Kleine Anfrage eingereicht
AfD fragt nach 1,84 Milliarden für ausländische Studienplätze
Hintergrund
Deutschland weist im Rahmen der Official Development Assistance (ODA) auch Leistungen als Entwicklungshilfe aus, die nicht als direkte Zahlungen erfolgen. Dazu zählen Kosten für Studenten aus Entwicklungsländern an deutschen Hochschulen. 2022 beliefen sich diese ODA-anrechenbaren Leistungen der Bundesländer auf 1,84 Milliarden Euro, die nahezu vollständig auf Studienplatzkosten entfielen.
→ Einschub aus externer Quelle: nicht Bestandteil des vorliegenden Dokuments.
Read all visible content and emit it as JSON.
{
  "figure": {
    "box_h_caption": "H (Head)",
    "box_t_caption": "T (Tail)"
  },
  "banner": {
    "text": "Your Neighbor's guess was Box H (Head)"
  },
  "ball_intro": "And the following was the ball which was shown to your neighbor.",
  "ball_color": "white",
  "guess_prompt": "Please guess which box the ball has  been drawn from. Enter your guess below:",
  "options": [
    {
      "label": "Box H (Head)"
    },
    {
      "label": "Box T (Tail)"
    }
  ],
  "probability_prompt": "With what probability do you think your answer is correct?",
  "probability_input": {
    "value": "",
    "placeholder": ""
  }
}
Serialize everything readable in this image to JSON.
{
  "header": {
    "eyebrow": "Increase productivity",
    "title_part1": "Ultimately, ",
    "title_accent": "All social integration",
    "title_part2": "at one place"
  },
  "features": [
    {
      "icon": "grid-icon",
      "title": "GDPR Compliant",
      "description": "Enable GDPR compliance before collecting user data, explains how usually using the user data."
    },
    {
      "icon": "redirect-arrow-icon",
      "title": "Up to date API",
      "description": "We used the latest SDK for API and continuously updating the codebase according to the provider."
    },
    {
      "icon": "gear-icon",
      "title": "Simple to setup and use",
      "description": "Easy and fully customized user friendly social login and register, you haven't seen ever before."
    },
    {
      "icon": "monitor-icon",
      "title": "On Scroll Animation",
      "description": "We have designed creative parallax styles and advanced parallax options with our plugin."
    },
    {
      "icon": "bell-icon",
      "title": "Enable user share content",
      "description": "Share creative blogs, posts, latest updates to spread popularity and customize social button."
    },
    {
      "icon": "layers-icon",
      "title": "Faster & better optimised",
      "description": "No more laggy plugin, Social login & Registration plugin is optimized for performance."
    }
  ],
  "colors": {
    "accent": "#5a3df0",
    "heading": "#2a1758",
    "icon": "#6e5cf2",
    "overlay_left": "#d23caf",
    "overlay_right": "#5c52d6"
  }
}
Die AfD-Fraktion hat mit der Drucksache 21/4580 vom 6. März 2026 eine umfangreiche Kleine Anfrage zu den Kosten für nichtdeutsche Studenten und deren Anrechnung als Entwicklungshilfe gestellt. Dabei stehen 1,84 Milliarden Euro im Mittelpunkt. Diese Summe haben deutsche Bundesländer 2022 als Official Development Assistance (ODA) angerechnet.
Elf detaillierte Fragen umfasst die Anfrage zur Berechnung der ODA-anrechenbaren Studienplatzkosten. Die AfD-Fraktion fragt dabei unter anderem nach der konkreten Berechnungsgrundlage für die Angabe von 1,84 Milliarden Euro. Zudem will sie wissen, wie hoch die Kosten pro Studienplatz in verschiedenen Fächergruppen sind – von Humanmedizin über Ingenieurswissenschaften bis hin zu Geisteswissenschaften.
Transparenz bei internationaler Berichterstattung gefordert
Nach der Verteilung der Studenten nach Herkunftsländern seit 2015 fragt die Fraktion. Eine Aufschlüsselung nach EU-Staaten, Drittstaaten und Entwicklungsländern gemäß DAC-Liste verlangt sie, aufgeteilt nach Fächergruppen und Staatsangehörigkeit. Dies ist bemerkenswert, da solche detaillierten Daten bisher kaum öffentlich verfügbar waren. Diese Informationen sollen zeigen, welcher Anteil ausländischer Studenten für die deutsche Entwicklungshilfe relevant ist.
Die Kostenverteilung zwischen Bund und Ländern bildet einen zentralen Punkt der Anfrage. Ob und in welcher Form eine finanzielle Kompensation der Länder durch den Bund für die international als ODA angerechneten Studienplatzkosten erfolgt, will die AfD wissen. Dabei verweist die Fraktion auf die angespannten Haushaltslagen der Länder.
Deutschland kann Bildungsausgaben für Studenten aus armen Ländern international als Entwicklungshilfe melden – auch wenn kein Geld direkt überwiesen wird.
Auch die internationalen Vorgaben der OECD und des Development Assistance Committee (DAC) betrifft die Anfrage. Hintergrund ist, dass diese Organisationen die Kriterien für anrechenbare Entwicklungshilfe festlegen. Die Fraktion möchte verstehen, nach welchen Kriterien Studienplatzkosten als ODA-Leistung anerkannt werden und welche nationalen Ermessensspielräume dabei bestehen.
Die steigenden Hochschulausgaben und deren Finanzierung durch Steuerzahler bilden den Hintergrund der Anfrage. Mit dem öffentlichen und parlamentarischen Interesse an Transparenz bei der Berechnung und internationalen Meldung dieser Bildungskosten als Entwicklungshilfe begründet die AfD-Fraktion ihre Initiative.
Betroffen sind deutsche Steuerzahler, die über die Bundesländer die Hochschulfinanzierung tragen, sowie Studenten aus Entwicklungsländern an deutschen Hochschulen. Die angespannten Haushaltslagen der Länder und steigenden Hochschulausgaben verschärfen die Debatte um diese Kostenverteilung.
Die Bundesregierung hat nach der Geschäftsordnung des Bundestags in der Regel zwei Wochen Zeit, um auf die Kleine Anfrage zu antworten. Die Antwort wird dann als Bundestagsdrucksache veröffentlicht und kann Gegenstand weiterer parlamentarischer Beratungen werden.
- Official Development Assistance (ODA)
- Internationale Kennzahl für öffentliche Entwicklungshilfe nach OECD-Kriterien. Umfasst auch indirekte Leistungen wie Bildungskosten für Studenten aus Entwicklungsländern.
- DAC-Liste
- Liste des Development Assistance Committee der OECD, die definiert, welche Länder als Entwicklungsländer gelten und damit für ODA-Anrechnung berechtigt sind.
- Studienplatzkosten
- Gesamtkosten für einen Studienplatz, die Lehre, Verwaltung, Infrastruktur und weitere Ausgaben der Hochschulen umfassen.